Sec. 4809. (1) Notwithstanding any other provision of law,
rule, or regulation, upon an order of conservation, rehabilitation,
or liquidation of a protected cell company, the receiver shall deal
with the protected cell company's assets and liabilities, including
protected cell assets and protected cell liabilities, in accordance
with this chapter.
(2) For amounts recoverable under a protected cell company
insurance securitization, the amount recoverable by the receiver
shall not be reduced or diminished as a result of the entry of an
order of conservation, rehabilitation, or liquidation with respect
to the protected cell company, notwithstanding any other provision
to the contrary in the contracts or other documentation governing
the protected cell company insurance securitization.

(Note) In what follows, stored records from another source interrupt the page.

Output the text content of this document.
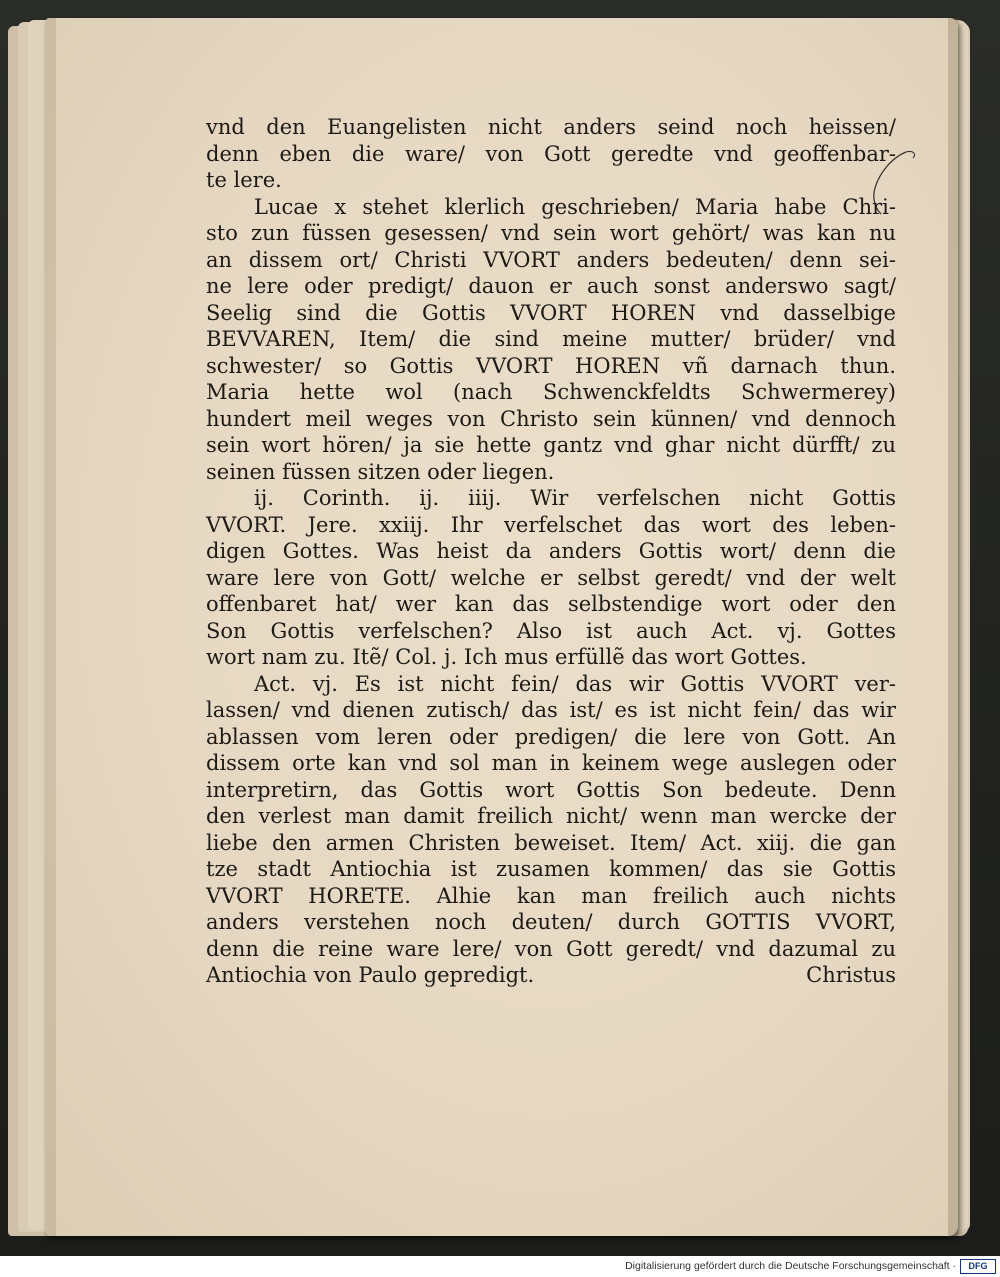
vnd den Euangelisten nicht anders seind noch heissen/
denn eben die ware/ von Gott geredte vnd geoffenbar-
te lere.
Lucae x stehet klerlich geschrieben/ Maria habe Chri-
sto zun füssen gesessen/ vnd sein wort gehört/ was kan nu
an dissem ort/ Christi VVORT anders bedeuten/ denn sei-
ne lere oder predigt/ dauon er auch sonst anderswo sagt/
Seelig sind die Gottis VVORT HOREN vnd dasselbige
BEVVAREN, Item/ die sind meine mutter/ brüder/ vnd
schwester/ so Gottis VVORT HOREN vñ darnach thun.
Maria hette wol (nach Schwenckfeldts Schwermerey)
hundert meil weges von Christo sein künnen/ vnd dennoch
sein wort hören/ ja sie hette gantz vnd ghar nicht dürfft/ zu
seinen füssen sitzen oder liegen.
ij. Corinth. ij. iiij. Wir verfelschen nicht Gottis
VVORT. Jere. xxiij. Ihr verfelschet das wort des leben-
digen Gottes. Was heist da anders Gottis wort/ denn die
ware lere von Gott/ welche er selbst geredt/ vnd der welt
offenbaret hat/ wer kan das selbstendige wort oder den
Son Gottis verfelschen? Also ist auch Act. vj. Gottes
wort nam zu. Itẽ/ Col. j. Ich mus erfüllẽ das wort Gottes.
Act. vj. Es ist nicht fein/ das wir Gottis VVORT ver-
lassen/ vnd dienen zutisch/ das ist/ es ist nicht fein/ das wir
ablassen vom leren oder predigen/ die lere von Gott. An
dissem orte kan vnd sol man in keinem wege auslegen oder
interpretirn, das Gottis wort Gottis Son bedeute. Denn
den verlest man damit freilich nicht/ wenn man wercke der
liebe den armen Christen beweiset. Item/ Act. xiij. die gan
tze stadt Antiochia ist zusamen kommen/ das sie Gottis
VVORT HORETE. Alhie kan man freilich auch nichts
anders verstehen noch deuten/ durch GOTTIS VVORT,
denn die reine ware lere/ von Gott geredt/ vnd dazumal zu
Antiochia von Paulo gepredigt.	Christus
Digitalisierung gefördert durch die Deutsche Forschungsgemeinschaft ·	DFG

Sec. 4811. A protected cell company insurance securitization
is not, and shall not be considered to be, an insurance or
reinsurance contract. An investor in a protected cell company
insurance securitization, by sole means of this investment, is not,
and shall not be considered to be, conducting an insurance business
in this state. The underwriters or selling agents and their
partners, directors, officers, members, managers, employees,
agents, representatives, and advisors involved in a protected cell
company insurance securitization are not, and shall not be
considered to be, conducting an insurance or reinsurance agency,
brokerage, intermediary, advisory, or consulting business by virtue
of their activities in connection with that business.
Sec. 4813. The commissioner may issue rules, regulations, or
orders necessary to effectuate the purposes of this chapter.